When Russian President Vladimir Putin attended the conclusion of what is considered to be the greatest Russian war games performed in Europe since the Cold War, he witnessed a massive display of weaponry put on by his troops.
The Zapad joint exercises with Belarus take place every four years, with the main phase starting last week and involves tens of thousands of troops and hundreds of tanks, planes, and vessels in locations throughout western Russia and Belarus.
This 45-minute spectacle is part of one of the greatest military drills on NATO's eastern border since the Cold War ended. According to Russia, 200,000 troops are participating in Zapad 2021, which will see Russia's most strategically vital western military region conduct joint military maneuvers with Belarusian forces for six days - at least in the active phase.
Zapad war games
Those figures might very likely be overblown. Russia tends to tell figures to impress domestic viewers while also scaring the West. However, regardless of the actual numbers, they are huge exercises that have already entailed months of planning and longer-term military rotations, Sky News reported.
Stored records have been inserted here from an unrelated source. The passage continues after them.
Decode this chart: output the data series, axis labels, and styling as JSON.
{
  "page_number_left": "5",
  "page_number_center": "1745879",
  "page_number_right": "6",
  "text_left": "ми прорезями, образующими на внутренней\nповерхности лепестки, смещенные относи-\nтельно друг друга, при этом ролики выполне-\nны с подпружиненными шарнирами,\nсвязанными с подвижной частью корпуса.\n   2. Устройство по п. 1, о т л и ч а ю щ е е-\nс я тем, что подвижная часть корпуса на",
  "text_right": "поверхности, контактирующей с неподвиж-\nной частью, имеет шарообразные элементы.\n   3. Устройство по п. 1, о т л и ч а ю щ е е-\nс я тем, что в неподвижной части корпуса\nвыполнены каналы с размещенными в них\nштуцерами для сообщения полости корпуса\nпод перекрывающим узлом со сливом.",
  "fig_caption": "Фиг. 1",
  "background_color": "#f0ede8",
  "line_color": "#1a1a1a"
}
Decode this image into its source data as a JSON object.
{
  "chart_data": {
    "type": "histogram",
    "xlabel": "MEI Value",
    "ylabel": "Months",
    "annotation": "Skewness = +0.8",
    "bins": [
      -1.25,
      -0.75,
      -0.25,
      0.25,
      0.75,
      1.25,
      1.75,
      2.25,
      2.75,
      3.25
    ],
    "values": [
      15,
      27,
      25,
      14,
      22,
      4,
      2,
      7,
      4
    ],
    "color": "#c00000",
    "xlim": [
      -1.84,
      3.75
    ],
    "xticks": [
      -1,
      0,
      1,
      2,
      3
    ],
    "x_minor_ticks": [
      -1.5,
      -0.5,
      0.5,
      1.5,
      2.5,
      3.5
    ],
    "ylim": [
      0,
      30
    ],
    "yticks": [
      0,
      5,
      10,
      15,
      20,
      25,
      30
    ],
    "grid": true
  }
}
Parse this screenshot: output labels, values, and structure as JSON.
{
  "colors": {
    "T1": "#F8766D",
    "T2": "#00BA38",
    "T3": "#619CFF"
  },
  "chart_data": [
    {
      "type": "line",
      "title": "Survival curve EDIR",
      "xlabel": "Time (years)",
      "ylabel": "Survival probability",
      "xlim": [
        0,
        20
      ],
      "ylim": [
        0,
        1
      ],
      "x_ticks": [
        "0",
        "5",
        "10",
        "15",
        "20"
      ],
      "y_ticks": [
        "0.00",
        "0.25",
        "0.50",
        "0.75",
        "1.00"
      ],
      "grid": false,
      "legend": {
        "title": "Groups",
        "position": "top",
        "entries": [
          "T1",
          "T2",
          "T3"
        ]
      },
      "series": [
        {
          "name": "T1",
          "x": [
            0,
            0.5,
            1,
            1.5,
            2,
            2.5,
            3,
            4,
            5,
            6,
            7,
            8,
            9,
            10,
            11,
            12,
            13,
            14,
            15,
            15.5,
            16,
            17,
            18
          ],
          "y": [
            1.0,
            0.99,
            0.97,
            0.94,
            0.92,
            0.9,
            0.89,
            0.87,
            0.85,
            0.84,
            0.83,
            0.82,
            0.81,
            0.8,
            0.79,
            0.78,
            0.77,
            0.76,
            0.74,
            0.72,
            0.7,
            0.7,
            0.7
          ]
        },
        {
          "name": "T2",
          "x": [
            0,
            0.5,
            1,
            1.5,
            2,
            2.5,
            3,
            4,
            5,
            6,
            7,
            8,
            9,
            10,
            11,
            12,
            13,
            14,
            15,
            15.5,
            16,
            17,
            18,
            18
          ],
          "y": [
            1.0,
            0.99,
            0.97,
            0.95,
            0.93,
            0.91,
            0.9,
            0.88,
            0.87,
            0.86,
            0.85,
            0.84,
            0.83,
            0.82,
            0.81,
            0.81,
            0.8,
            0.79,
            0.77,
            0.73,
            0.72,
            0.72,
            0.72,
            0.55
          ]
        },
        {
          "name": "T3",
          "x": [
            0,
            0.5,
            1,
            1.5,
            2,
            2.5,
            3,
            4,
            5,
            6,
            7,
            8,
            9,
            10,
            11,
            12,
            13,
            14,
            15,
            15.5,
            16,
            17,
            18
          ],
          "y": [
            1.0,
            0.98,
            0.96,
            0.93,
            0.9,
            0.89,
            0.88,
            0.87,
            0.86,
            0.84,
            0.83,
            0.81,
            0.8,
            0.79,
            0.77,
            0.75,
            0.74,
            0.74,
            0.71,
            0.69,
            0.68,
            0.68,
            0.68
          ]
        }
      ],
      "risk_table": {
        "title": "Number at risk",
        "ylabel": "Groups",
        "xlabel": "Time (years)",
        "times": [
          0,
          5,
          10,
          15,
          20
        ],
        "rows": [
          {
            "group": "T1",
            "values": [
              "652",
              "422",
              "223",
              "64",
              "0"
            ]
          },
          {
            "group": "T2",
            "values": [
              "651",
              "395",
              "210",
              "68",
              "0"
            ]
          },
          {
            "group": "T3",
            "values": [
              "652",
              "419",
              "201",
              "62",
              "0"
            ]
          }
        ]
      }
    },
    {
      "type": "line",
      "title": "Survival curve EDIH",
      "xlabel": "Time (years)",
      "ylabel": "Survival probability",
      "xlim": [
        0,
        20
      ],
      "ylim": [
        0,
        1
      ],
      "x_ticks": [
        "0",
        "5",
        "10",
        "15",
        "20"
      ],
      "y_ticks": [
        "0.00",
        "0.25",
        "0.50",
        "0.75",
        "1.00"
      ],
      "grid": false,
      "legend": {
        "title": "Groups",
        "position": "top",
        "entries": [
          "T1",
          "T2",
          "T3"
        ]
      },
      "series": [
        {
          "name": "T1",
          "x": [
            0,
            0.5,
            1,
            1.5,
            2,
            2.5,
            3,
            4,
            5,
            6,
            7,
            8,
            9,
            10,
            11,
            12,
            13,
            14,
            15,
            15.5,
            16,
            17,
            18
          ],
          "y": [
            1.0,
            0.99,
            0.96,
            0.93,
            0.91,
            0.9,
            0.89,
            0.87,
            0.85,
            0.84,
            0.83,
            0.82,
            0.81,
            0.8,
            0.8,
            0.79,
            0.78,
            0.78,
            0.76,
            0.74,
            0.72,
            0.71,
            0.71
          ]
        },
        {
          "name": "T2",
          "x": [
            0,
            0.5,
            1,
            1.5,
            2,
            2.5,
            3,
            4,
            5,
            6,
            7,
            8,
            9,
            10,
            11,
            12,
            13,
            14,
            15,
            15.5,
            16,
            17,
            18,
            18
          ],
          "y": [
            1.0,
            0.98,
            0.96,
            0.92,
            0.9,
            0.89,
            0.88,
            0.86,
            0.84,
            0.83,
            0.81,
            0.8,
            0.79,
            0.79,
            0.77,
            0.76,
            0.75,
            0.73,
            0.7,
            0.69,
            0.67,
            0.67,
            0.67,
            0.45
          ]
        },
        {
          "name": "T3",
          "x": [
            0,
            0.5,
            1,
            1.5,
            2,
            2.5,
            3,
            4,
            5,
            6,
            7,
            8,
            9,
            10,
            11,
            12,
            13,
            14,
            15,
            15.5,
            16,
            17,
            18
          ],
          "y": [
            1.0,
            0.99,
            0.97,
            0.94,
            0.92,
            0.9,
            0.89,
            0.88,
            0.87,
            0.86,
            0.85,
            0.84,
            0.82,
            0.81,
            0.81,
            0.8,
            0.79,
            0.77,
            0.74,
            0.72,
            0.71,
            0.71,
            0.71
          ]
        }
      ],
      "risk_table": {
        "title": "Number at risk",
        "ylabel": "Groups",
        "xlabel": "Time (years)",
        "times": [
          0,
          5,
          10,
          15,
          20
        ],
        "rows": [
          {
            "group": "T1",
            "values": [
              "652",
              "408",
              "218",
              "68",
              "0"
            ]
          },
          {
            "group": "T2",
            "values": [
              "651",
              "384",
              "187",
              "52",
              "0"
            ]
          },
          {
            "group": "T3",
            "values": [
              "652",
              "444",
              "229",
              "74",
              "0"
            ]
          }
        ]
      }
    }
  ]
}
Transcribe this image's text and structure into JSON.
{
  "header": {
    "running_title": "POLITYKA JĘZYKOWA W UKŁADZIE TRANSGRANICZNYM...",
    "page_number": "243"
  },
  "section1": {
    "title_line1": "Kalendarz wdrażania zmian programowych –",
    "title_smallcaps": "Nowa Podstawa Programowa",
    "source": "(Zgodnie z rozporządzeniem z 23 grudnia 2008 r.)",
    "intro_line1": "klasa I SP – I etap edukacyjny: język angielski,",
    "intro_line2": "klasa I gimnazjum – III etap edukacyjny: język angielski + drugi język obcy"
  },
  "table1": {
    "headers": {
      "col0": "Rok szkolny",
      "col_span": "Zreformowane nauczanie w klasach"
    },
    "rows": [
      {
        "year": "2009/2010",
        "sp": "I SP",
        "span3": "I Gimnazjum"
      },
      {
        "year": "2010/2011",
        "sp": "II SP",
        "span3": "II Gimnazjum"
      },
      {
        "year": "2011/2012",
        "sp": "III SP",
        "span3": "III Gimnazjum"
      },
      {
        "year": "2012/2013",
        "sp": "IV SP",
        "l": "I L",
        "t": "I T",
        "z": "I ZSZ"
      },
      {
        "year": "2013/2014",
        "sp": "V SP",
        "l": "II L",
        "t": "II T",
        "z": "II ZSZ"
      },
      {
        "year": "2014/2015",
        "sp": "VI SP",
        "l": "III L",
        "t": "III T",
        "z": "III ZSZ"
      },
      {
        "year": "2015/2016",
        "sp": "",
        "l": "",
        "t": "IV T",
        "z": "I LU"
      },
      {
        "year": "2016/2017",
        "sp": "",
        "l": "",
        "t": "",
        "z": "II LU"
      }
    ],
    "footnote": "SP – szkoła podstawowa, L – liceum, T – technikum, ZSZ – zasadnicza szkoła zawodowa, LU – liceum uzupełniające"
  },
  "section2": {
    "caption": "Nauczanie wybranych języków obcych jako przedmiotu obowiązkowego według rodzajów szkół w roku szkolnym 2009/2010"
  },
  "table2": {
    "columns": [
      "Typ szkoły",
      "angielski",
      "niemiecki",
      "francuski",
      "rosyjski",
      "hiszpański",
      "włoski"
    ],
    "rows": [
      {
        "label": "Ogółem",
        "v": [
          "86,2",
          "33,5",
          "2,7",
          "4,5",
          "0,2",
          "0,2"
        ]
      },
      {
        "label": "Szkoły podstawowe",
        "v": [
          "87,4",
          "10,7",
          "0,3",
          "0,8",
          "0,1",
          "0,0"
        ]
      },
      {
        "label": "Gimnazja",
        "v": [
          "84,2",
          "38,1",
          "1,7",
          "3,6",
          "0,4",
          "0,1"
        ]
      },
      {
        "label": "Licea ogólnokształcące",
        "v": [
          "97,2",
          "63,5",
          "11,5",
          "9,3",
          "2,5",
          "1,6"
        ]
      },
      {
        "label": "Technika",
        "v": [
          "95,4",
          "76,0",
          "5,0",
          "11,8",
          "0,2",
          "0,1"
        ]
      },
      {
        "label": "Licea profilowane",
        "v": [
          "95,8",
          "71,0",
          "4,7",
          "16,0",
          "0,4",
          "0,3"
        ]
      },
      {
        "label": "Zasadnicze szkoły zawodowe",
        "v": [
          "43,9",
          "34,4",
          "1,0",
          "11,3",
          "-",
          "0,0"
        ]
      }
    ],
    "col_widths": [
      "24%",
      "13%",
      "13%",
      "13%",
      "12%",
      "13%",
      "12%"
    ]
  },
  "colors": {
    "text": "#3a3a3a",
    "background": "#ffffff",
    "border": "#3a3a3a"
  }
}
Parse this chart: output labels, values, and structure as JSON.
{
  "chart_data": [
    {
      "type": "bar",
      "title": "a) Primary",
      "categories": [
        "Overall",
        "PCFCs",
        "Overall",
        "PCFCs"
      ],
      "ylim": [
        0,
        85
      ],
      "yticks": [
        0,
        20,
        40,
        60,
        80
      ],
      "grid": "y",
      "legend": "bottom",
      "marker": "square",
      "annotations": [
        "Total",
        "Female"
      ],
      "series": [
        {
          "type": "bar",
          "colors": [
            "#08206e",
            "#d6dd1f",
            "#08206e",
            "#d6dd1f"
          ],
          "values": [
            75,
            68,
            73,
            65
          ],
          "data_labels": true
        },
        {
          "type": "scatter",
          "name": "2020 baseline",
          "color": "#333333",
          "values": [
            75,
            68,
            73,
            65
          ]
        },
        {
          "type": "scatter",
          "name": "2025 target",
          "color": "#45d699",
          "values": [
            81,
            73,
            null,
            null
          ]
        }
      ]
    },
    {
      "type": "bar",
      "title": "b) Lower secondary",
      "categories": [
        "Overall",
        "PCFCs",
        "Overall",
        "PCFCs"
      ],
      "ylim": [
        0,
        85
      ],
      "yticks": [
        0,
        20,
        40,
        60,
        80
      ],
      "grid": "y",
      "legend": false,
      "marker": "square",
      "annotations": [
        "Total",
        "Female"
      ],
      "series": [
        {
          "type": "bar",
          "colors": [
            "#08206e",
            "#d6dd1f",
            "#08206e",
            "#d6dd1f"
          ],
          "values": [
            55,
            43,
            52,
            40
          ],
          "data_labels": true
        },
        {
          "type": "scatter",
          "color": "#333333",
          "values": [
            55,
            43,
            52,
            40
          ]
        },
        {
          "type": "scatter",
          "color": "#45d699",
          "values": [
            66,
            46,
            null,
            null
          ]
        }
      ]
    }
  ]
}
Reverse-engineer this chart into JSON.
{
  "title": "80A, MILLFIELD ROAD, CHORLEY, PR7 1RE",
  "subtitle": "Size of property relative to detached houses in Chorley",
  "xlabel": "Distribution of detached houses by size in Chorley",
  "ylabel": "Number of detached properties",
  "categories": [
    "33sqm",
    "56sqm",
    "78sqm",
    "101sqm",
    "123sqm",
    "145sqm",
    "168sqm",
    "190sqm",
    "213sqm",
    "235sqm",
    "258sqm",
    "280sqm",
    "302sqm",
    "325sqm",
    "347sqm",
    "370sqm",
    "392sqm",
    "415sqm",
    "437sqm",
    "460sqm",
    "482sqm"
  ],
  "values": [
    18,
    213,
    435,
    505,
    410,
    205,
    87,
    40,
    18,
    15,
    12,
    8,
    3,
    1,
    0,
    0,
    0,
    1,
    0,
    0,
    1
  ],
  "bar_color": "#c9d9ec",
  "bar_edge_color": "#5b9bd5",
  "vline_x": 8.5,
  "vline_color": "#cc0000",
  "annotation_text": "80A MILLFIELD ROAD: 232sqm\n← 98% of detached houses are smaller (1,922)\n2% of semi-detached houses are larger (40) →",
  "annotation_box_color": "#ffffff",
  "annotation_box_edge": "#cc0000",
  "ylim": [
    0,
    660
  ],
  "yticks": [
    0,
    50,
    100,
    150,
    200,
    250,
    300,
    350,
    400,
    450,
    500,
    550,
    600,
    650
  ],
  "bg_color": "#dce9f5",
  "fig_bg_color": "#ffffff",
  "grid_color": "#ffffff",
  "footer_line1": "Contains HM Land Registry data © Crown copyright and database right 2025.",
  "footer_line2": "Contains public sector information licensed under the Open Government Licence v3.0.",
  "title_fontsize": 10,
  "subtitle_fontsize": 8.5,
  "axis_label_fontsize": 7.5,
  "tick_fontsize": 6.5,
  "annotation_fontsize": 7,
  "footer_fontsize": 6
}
Zapad takes place every four years and always follows the same plot. A fictitious western alliance is collaborating with "terrorist organizations" to destabilize Belarus and seize control of portions of the nation. The Union State's, Russia's, and Belarus' combined forces must repel the invasion, beat the adversary head-on, and potentially sustain a longer-term regional conflict with a nuclear component toward the conclusion.
That implies his relationship with President Putin is heading in one direction: greater integration, both militarily and politically. Russia now maintains a relatively constant military presence in Belarus, including a joint Air Force training center in Grodno, which is close to Belarus's borders with Poland and Lithuania.
Such large-scale drills so close to the border, Ukraine, NATO members Poland and Lithuania argue, risk being provocative, as per The NY Post. Ukrainian President Volodymyr Zelenskiy stated on Friday that an all-out conflict with Russia was a possibility and that he wanted to meet with Russian President Vladimir Putin.
When combat in eastern Ukraine escalated and Russia massed additional soldiers along the border, tensions between Kyiv and Moscow reached new heights this year. Putin disputed that the military drills are aimed at any foreign state and claimed that they are necessary for light of growing NATO operations near Russia's and its partners' borders.
Russia showcases support to Belarus in huge military exercises
The drills are performed every four years, but this year's exercise has been interpreted as a show of Russian support for Belarus and its president, Alexander Lukashenko, whom the West has chastised for cracking down on opposition.
The main part of the drills, which will involve 200,000 troops, 80 aircraft, 290 tanks, and 15 ships, will take place at nine locations in Russia and five locations in Belarus, according to Russia's Defense Ministry. Armenia, India, Kazakhstan, Kyrgyzstan, and Mongolia were also expected to participate.
The Zubr-class LCAC, the world's largest hovercraft, took part in Monday's maneuvers, according to footage from the exercise. Russia claims that 200,000 troops are participating in this year's war exercises, but military experts believe the number is far smaller.
The number of troops expected to take part is estimated to be between 50,000 and 100,000. Last week, Michael Kofman, head of the Center for Naval Analyses' Russia Studies Program, wrote on the website War on the Rocks that Moscow intends to emphasize the number of troops involved.
The war simulations are meant to test Russia's ability to fight a big battle with NATO on its northern border. Although the drills are scheduled to finish on September 16, Moscow has stated that Russian troops would not return to their military bases until mid-October, as per Express.co.